Bootstrap Modeling with {purrr} and {modler}

code
rtip
purrr
modelr
Author

Steven P. Sanderson II, MPH

Published

November 17, 2022

Introduction

Many times in modeling we want to get the uncertainty in the model, well, bootstrapping to the rescue!

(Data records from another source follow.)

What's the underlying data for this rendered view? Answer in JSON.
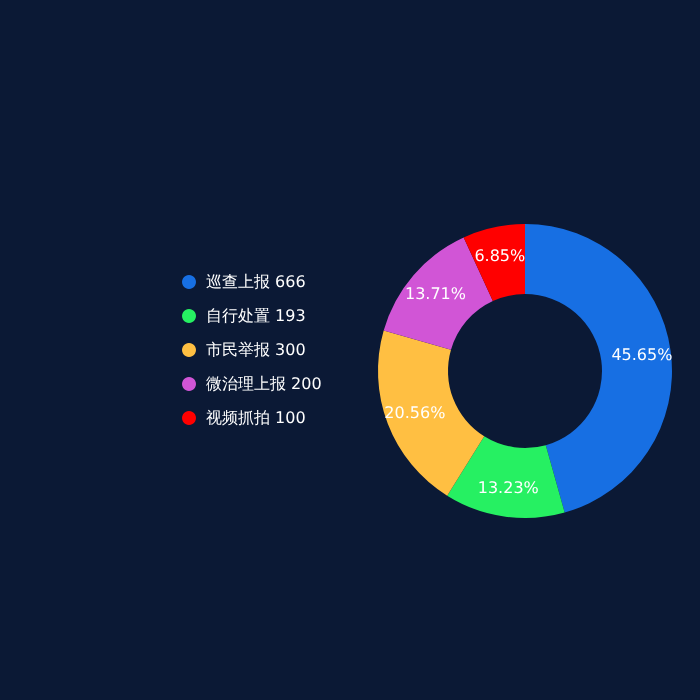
{
  "chart_data": {
    "type": "donut",
    "categories": [
      "巡查上报 666",
      "自行处置 193",
      "市民举报 300",
      "微治理上报 200",
      "视频抓拍 100"
    ],
    "values": [
      45.65,
      13.23,
      20.56,
      13.71,
      6.85
    ],
    "value_labels": [
      "45.65%",
      "13.23%",
      "20.56%",
      "13.71%",
      "6.85%"
    ],
    "colors": [
      "#176fe3",
      "#26f062",
      "#ffbf42",
      "#d155d6",
      "#ff0000"
    ],
    "legend": "left"
  }
}
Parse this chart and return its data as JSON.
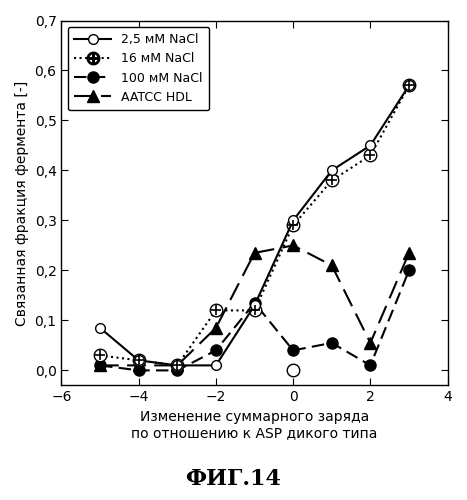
{
  "title": "ФИГ.14",
  "ylabel": "Связанная фракция фермента [-]",
  "xlabel": "Изменение суммарного заряда\nпо отношению к ASP дикого типа",
  "ylim": [
    -0.03,
    0.7
  ],
  "xlim": [
    -6,
    4
  ],
  "yticks": [
    0.0,
    0.1,
    0.2,
    0.3,
    0.4,
    0.5,
    0.6,
    0.7
  ],
  "xticks": [
    -6,
    -4,
    -2,
    0,
    2,
    4
  ],
  "series": [
    {
      "label": "2,5 мМ NaCl",
      "x": [
        -5,
        -4,
        -3,
        -2,
        -1,
        0,
        1,
        2,
        3
      ],
      "y": [
        0.085,
        0.02,
        0.01,
        0.01,
        0.13,
        0.3,
        0.4,
        0.45,
        0.57
      ],
      "linestyle": "-",
      "marker": "o",
      "markerfacecolor": "white",
      "markersize": 7,
      "linewidth": 1.5
    },
    {
      "label": "16 мМ NaCl",
      "x": [
        -5,
        -4,
        -3,
        -2,
        -1,
        0,
        1,
        2,
        3
      ],
      "y": [
        0.03,
        0.02,
        0.01,
        0.12,
        0.12,
        0.29,
        0.38,
        0.43,
        0.57
      ],
      "linestyle": "dotted",
      "marker": "o",
      "markerfacecolor": "white",
      "markersize": 9,
      "linewidth": 1.5
    },
    {
      "label": "100 мМ NaCl",
      "x": [
        -5,
        -4,
        -3,
        -2,
        -1,
        0,
        1,
        2,
        3
      ],
      "y": [
        0.01,
        0.0,
        0.0,
        0.04,
        0.135,
        0.04,
        0.055,
        0.01,
        0.2
      ],
      "linestyle": "--",
      "marker": "o",
      "markerfacecolor": "black",
      "markersize": 8,
      "linewidth": 1.5,
      "dashes": [
        6,
        3
      ]
    },
    {
      "label": "AATCC HDL",
      "x": [
        -5,
        -4,
        -3,
        -2,
        -1,
        0,
        1,
        2,
        3
      ],
      "y": [
        0.01,
        0.01,
        0.01,
        0.085,
        0.235,
        0.25,
        0.21,
        0.055,
        0.235
      ],
      "linestyle": "--",
      "marker": "^",
      "markerfacecolor": "black",
      "markersize": 8,
      "linewidth": 1.5,
      "dashes": [
        9,
        4
      ]
    }
  ],
  "legend_loc": "upper left",
  "background_color": "white"
}
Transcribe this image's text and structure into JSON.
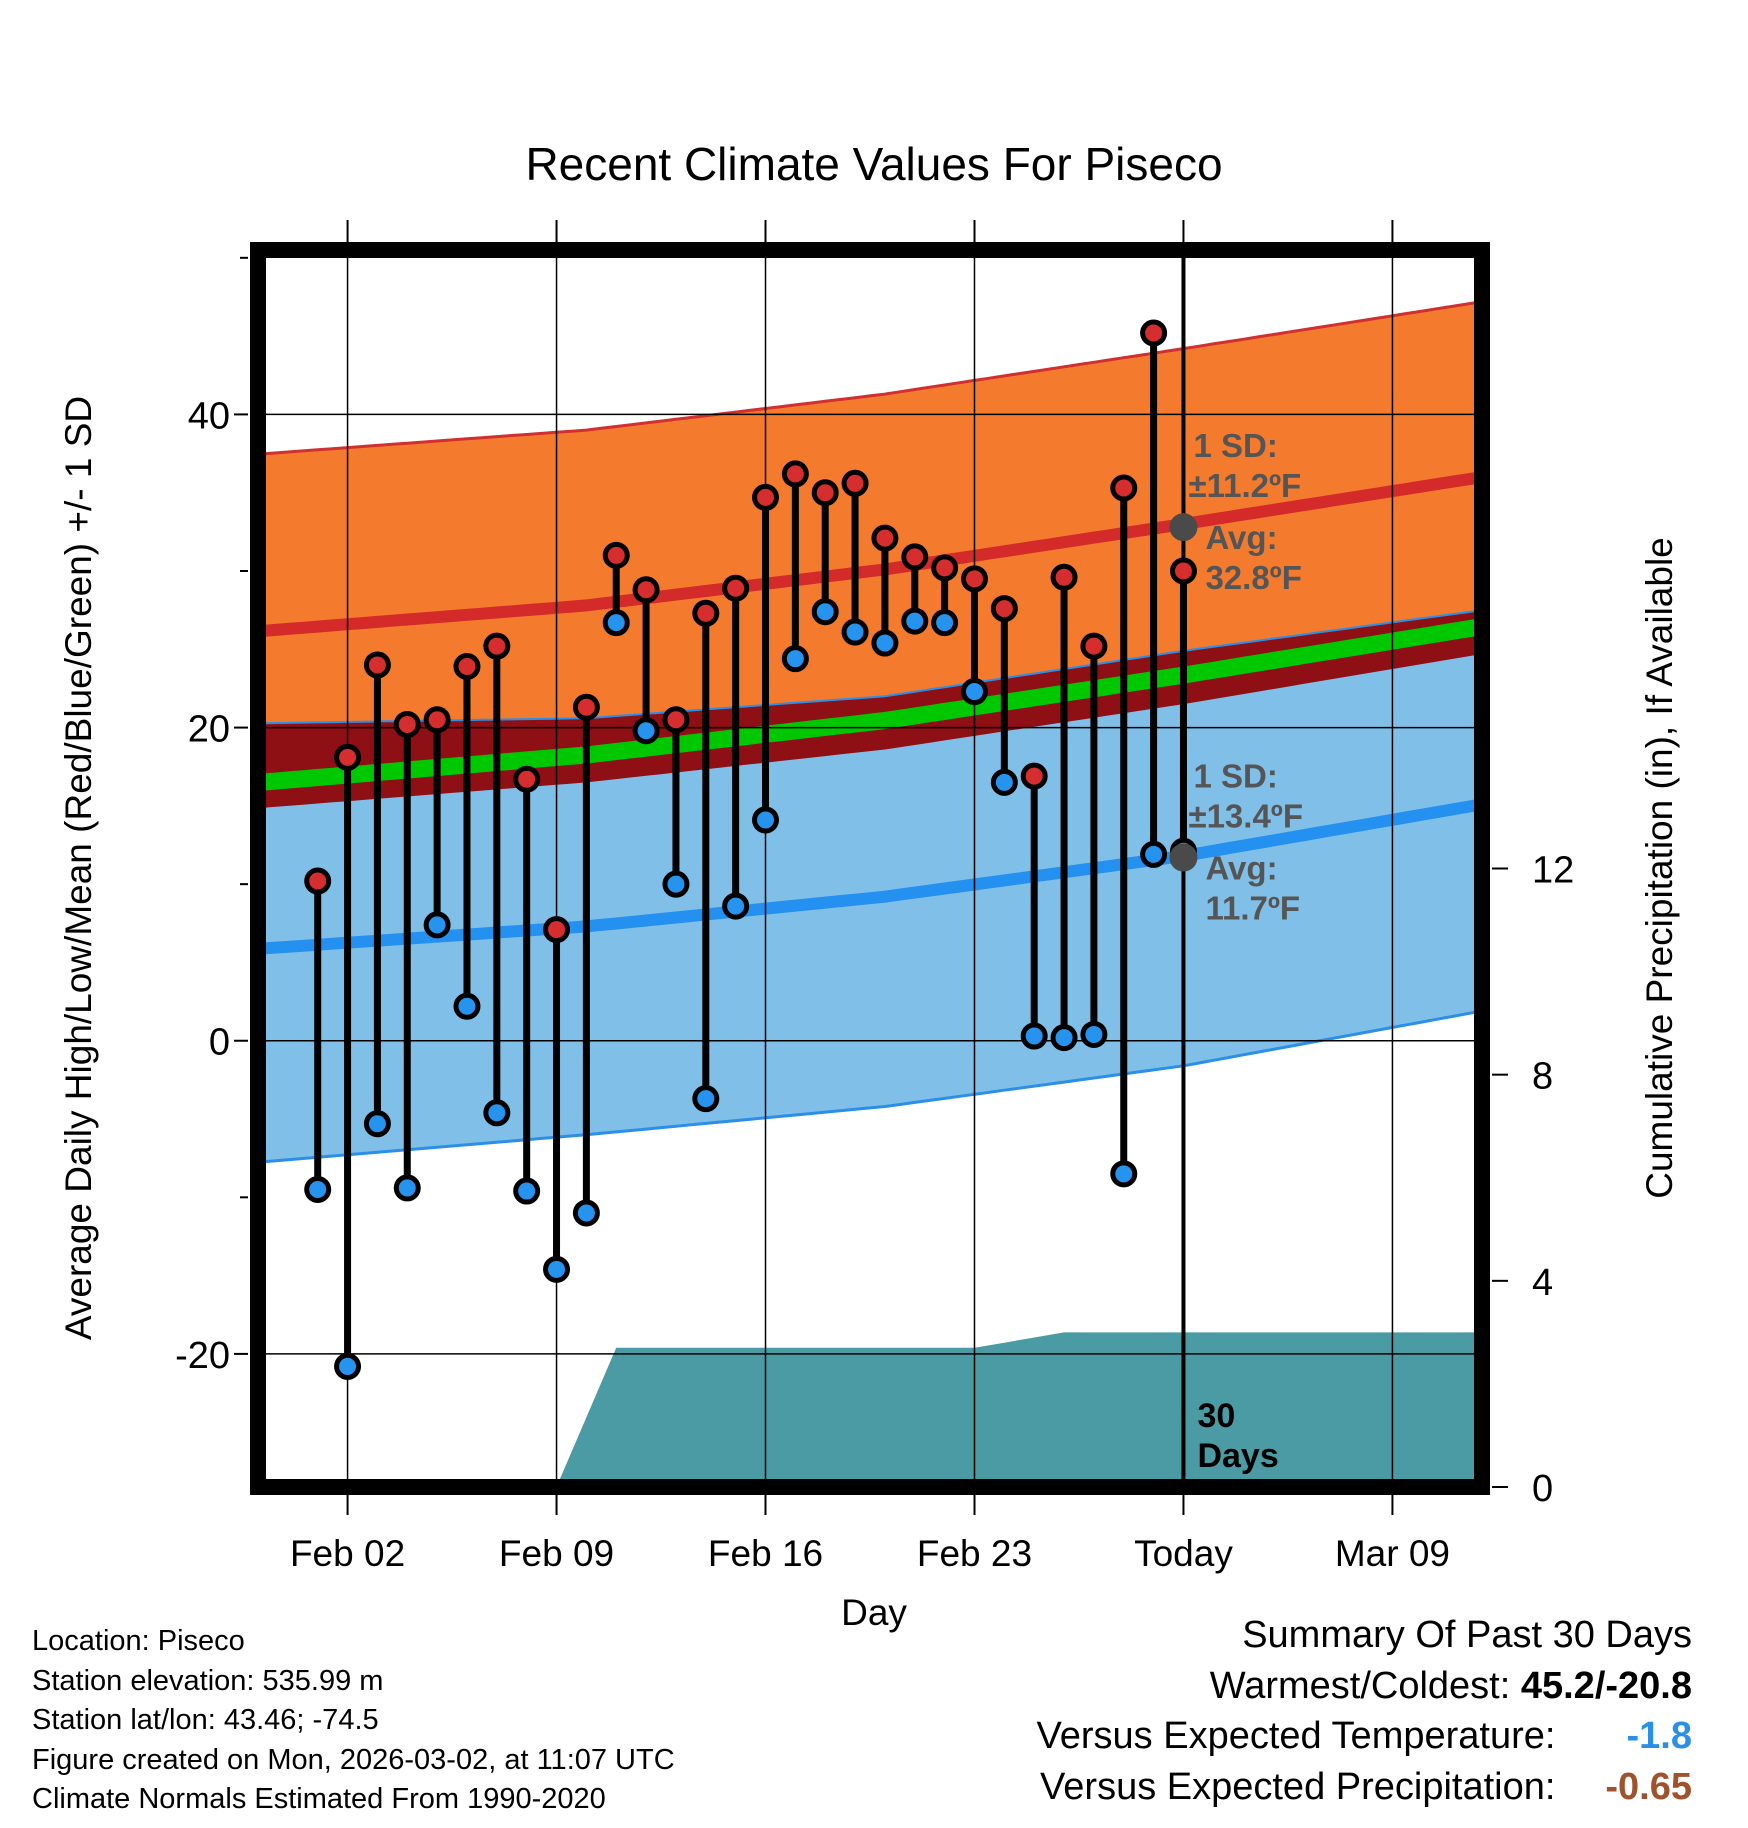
{
  "chart_data": {
    "type": "line",
    "title": "Recent Climate Values For Piseco",
    "xlabel": "Day",
    "ylabel": "Average Daily High/Low/Mean (Red/Blue/Green) +/- 1 SD",
    "y2label": "Cumulative Precipitation (in), If Available",
    "x_day_range": [
      -1,
      40
    ],
    "ylim": [
      -28.5,
      50.5
    ],
    "y2lim": [
      0,
      24
    ],
    "y_ticks": [
      -20,
      0,
      20,
      40
    ],
    "y2_ticks": [
      0,
      4,
      8,
      12
    ],
    "x_ticks": [
      {
        "day": 2,
        "label": "Feb 02"
      },
      {
        "day": 9,
        "label": "Feb 09"
      },
      {
        "day": 16,
        "label": "Feb 16"
      },
      {
        "day": 23,
        "label": "Feb 23"
      },
      {
        "day": 30,
        "label": "Today"
      },
      {
        "day": 37,
        "label": "Mar 09"
      }
    ],
    "today_day": 30,
    "window_label": "30 Days",
    "colors": {
      "high_band": "#F47B2E",
      "high_band_edge": "#D03030",
      "high_mean_line": "#D42A2A",
      "low_band": "#80C0E8",
      "low_band_edge": "#2B8FE8",
      "low_mean_line": "#2490F0",
      "mean_band": "#8E0F14",
      "mean_band_inner": "#00C800",
      "precip_fill": "#4A9BA4",
      "high_dot": "#D62E2E",
      "low_dot": "#2694EF",
      "today_dot": "#4A4A4A",
      "annotation": "#555555"
    },
    "normals": {
      "days": [
        0,
        10,
        20,
        30,
        40
      ],
      "high_mean": [
        26.3,
        27.8,
        30.1,
        33.0,
        36.0
      ],
      "high_upper": [
        37.6,
        39.0,
        41.3,
        44.2,
        47.2
      ],
      "high_lower": [
        20.3,
        20.6,
        22.0,
        24.9,
        27.5
      ],
      "low_mean": [
        6.0,
        7.3,
        9.2,
        11.8,
        15.1
      ],
      "low_upper": [
        20.3,
        20.6,
        22.0,
        24.9,
        27.5
      ],
      "low_lower": [
        -7.6,
        -6.0,
        -4.2,
        -1.6,
        1.9
      ],
      "mean_band_upper": [
        20.3,
        20.6,
        22.0,
        24.9,
        27.5
      ],
      "mean_band_lower": [
        15.0,
        16.5,
        18.6,
        21.5,
        24.7
      ],
      "green_lower": [
        16.1,
        17.7,
        19.9,
        22.8,
        25.9
      ]
    },
    "days": [
      1,
      2,
      3,
      4,
      5,
      6,
      7,
      8,
      9,
      10,
      11,
      12,
      13,
      14,
      15,
      16,
      17,
      18,
      19,
      20,
      21,
      22,
      23,
      24,
      25,
      26,
      27,
      28,
      29,
      30
    ],
    "highs": [
      10.2,
      18.1,
      24.0,
      20.2,
      20.5,
      23.9,
      25.2,
      16.7,
      7.1,
      21.3,
      31.0,
      28.8,
      20.5,
      27.3,
      28.9,
      34.7,
      36.2,
      35.0,
      35.6,
      32.1,
      30.9,
      30.2,
      29.5,
      27.6,
      16.9,
      29.6,
      25.2,
      35.3,
      45.2,
      30.0
    ],
    "lows": [
      -9.5,
      -20.8,
      -5.3,
      -9.4,
      7.4,
      2.2,
      -4.6,
      -9.6,
      -14.6,
      -11.0,
      26.7,
      19.8,
      10.0,
      -3.7,
      8.6,
      14.1,
      24.4,
      27.4,
      26.1,
      25.4,
      26.8,
      26.7,
      22.3,
      16.5,
      0.3,
      0.2,
      0.4,
      -8.5,
      11.9,
      12.1
    ],
    "precip_cumulative": {
      "days": [
        -1,
        9,
        11,
        23,
        24,
        26,
        30,
        40
      ],
      "values": [
        0,
        0,
        2.7,
        2.7,
        2.8,
        3.0,
        3.0,
        3.0
      ]
    },
    "annotations": {
      "high_sd_label": "1 SD:",
      "high_sd_value": "±11.2ºF",
      "high_avg_label": "Avg:",
      "high_avg_value": "32.8ºF",
      "high_avg": 32.8,
      "low_sd_label": "1 SD:",
      "low_sd_value": "±13.4ºF",
      "low_avg_label": "Avg:",
      "low_avg_value": "11.7ºF",
      "low_avg": 11.7
    }
  },
  "meta": {
    "location": "Location: Piseco",
    "elevation": "Station elevation: 535.99 m",
    "latlon": "Station lat/lon: 43.46; -74.5",
    "created": "Figure created on Mon, 2026-03-02, at 11:07 UTC",
    "normals": "Climate Normals Estimated From 1990-2020"
  },
  "summary": {
    "title": "Summary Of Past 30 Days",
    "warm_cold_label": "Warmest/Coldest:",
    "warm_cold_value": "45.2/-20.8",
    "temp_label": "Versus Expected Temperature:",
    "temp_value": "-1.8",
    "temp_color": "#2B8FE8",
    "precip_label": "Versus Expected Precipitation:",
    "precip_value": "-0.65",
    "precip_color": "#A0522D"
  }
}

I am going to go over a very simple example on how to use purrr and modelr for this situation. We will use the mtcars dataset.

Functions

The main functions that we are going to showcase are purrr::map() and modelr::bootstrap()

Examples

Let’s get right into it.

library(tidyverse)
library(tidymodels)

df <- mtcars

fit_boots <- df %>% 
  modelr::bootstrap(n = 200, id = 'boot_num') %>%
  group_by(boot_num) %>%
  mutate(fit = map(strap, ~lm(mpg ~ ., data = data.frame(.))))

fit_boots
# A tibble: 200 × 3
# Groups:   boot_num [200]
   strap                boot_num fit   
   <list>               <chr>    <list>
 1 <resample [32 x 11]> 001      <lm>  
 2 <resample [32 x 11]> 002      <lm>  
 3 <resample [32 x 11]> 003      <lm>  
 4 <resample [32 x 11]> 004      <lm>  
 5 <resample [32 x 11]> 005      <lm>  
 6 <resample [32 x 11]> 006      <lm>  
 7 <resample [32 x 11]> 007      <lm>  
 8 <resample [32 x 11]> 008      <lm>  
 9 <resample [32 x 11]> 009      <lm>  
10 <resample [32 x 11]> 010      <lm>  
# … with 190 more rows

Now lets get our parameter estimates.

# get parameters ####
params_boot <- fit_boots %>%
  mutate(tidy_fit = map(fit, tidy)) %>%
  unnest(cols = tidy_fit) %>%
  ungroup()

# get predictions
preds_boot <- fit_boots %>%
  mutate(augment_fit = map(fit, augment)) %>%
  unnest(cols = augment_fit) %>%
  ungroup()

Time to visualize.

library(patchwork)

# plot distribution of estimated parameters
p1 <- ggplot(params_boot, aes(estimate)) +
  geom_histogram(col = 'black', fill = 'white') +
  facet_wrap(~ term, scales = 'free') +
  theme_minimal()

# plot points with predictions
p2 <- ggplot() +
  geom_line(aes(mpg, .fitted, group = boot_num), preds_boot, alpha = .03) +
  geom_point(aes(mpg, .fitted), preds_boot, col = 'steelblue', alpha = 0.05) +
  theme_minimal()
  
# plot both
p1 + p2
`stat_bin()` using `bins = 30`. Pick better value with `binwidth`.

Voila!